J'ai commencé la journée tranquille. Pas besoin du réveil, trop contente que j'étais de monter sur la W. Petit dej' avalé, louve casée au frais chez une pote, je pars.
D'abord, plein d'essence et vérif de ce pneu avant qui se dégonfle quand il veut. Pas de bol, on est dimanche, sachez le, les embouts de gonfleurs se fauchent, pas la peine de tenter de regonfler un pneu où que ce soit le dimanche.... tant pis, je pars, le pneu va bien.
Je file chez des potes pour le repas de midi. Tranquilles, grillade, soleil, papotages divers et multiples, un régal. Le pote vérifie mon pneu à la main... la dernière fois qu'on m'a fait ça, je suis arrivée à 0,5 au lieu de 2,2 au gonflage... mais bon, si toi tu me dis que ça va, et que moi je sens que ça va....on ne va pas flipper dans un monde aussi tranquille....

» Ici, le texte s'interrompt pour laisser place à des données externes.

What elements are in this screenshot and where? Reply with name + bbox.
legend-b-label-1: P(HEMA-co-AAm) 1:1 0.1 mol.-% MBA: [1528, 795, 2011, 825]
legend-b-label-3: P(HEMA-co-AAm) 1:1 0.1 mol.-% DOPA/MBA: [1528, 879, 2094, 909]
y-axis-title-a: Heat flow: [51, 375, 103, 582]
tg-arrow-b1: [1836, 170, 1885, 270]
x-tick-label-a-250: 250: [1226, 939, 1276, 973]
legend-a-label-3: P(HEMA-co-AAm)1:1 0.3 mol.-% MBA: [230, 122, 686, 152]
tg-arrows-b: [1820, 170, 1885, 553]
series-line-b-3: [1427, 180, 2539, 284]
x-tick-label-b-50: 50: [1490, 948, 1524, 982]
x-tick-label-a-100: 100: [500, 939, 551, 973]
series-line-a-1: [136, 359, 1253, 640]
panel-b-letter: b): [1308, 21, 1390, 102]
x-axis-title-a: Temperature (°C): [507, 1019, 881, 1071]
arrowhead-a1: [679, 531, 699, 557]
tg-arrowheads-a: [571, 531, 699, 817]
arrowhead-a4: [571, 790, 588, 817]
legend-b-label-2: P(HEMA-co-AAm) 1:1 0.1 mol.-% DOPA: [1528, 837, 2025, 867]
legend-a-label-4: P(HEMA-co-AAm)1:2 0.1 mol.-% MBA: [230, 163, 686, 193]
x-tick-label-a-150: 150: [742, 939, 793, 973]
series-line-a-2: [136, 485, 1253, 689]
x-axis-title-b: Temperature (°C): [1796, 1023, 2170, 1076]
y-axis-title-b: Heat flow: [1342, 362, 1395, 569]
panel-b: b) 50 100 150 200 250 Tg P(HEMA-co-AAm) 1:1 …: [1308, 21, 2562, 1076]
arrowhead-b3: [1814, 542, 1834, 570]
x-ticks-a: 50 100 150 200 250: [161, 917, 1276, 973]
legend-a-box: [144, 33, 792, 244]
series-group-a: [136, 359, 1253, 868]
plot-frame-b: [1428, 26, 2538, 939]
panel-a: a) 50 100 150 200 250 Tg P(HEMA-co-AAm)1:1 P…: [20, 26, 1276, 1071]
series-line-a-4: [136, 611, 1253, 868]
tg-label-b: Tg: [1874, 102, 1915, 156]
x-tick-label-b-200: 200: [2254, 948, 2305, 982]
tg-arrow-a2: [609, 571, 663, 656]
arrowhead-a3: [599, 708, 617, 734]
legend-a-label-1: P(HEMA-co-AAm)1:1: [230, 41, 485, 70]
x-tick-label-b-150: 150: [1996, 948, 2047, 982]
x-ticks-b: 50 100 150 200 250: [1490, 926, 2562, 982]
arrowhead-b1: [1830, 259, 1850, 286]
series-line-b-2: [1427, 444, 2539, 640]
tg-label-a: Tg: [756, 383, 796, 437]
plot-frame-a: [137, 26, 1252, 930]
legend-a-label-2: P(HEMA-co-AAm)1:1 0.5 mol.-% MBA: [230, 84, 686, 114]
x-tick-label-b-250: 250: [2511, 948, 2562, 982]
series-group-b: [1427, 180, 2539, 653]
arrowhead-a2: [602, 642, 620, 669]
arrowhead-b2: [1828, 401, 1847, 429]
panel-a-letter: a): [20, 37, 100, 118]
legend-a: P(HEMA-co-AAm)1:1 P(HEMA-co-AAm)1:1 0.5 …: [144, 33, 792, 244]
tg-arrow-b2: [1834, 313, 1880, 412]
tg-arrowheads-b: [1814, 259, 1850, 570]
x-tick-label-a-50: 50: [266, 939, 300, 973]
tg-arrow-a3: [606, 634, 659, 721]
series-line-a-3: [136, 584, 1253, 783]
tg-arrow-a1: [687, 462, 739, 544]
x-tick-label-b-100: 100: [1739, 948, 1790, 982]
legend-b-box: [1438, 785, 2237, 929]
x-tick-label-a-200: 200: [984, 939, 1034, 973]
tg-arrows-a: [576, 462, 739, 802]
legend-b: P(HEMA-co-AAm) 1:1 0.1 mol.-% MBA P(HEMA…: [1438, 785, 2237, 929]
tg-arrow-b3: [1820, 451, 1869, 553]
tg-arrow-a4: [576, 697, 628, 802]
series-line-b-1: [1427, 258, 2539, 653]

On devait aller chercher une fille avant de retrouver tout le monde au rencard de Narbonne. Bonne idée. Sauf qu'on s'est trompé de route.... Qu'à cela ne tienne, je me cale sur une aire de repos, le pote, pilote plus confirmé, retourne chercher la fille. J'attends, plein soleil, au bord de la route, le temps de quelques clops.... et de quelques regards ébahis de motards, qui se demandaient ce que je pouvais faire là....et les revoilà. On file au rencard et on retrouve les autres.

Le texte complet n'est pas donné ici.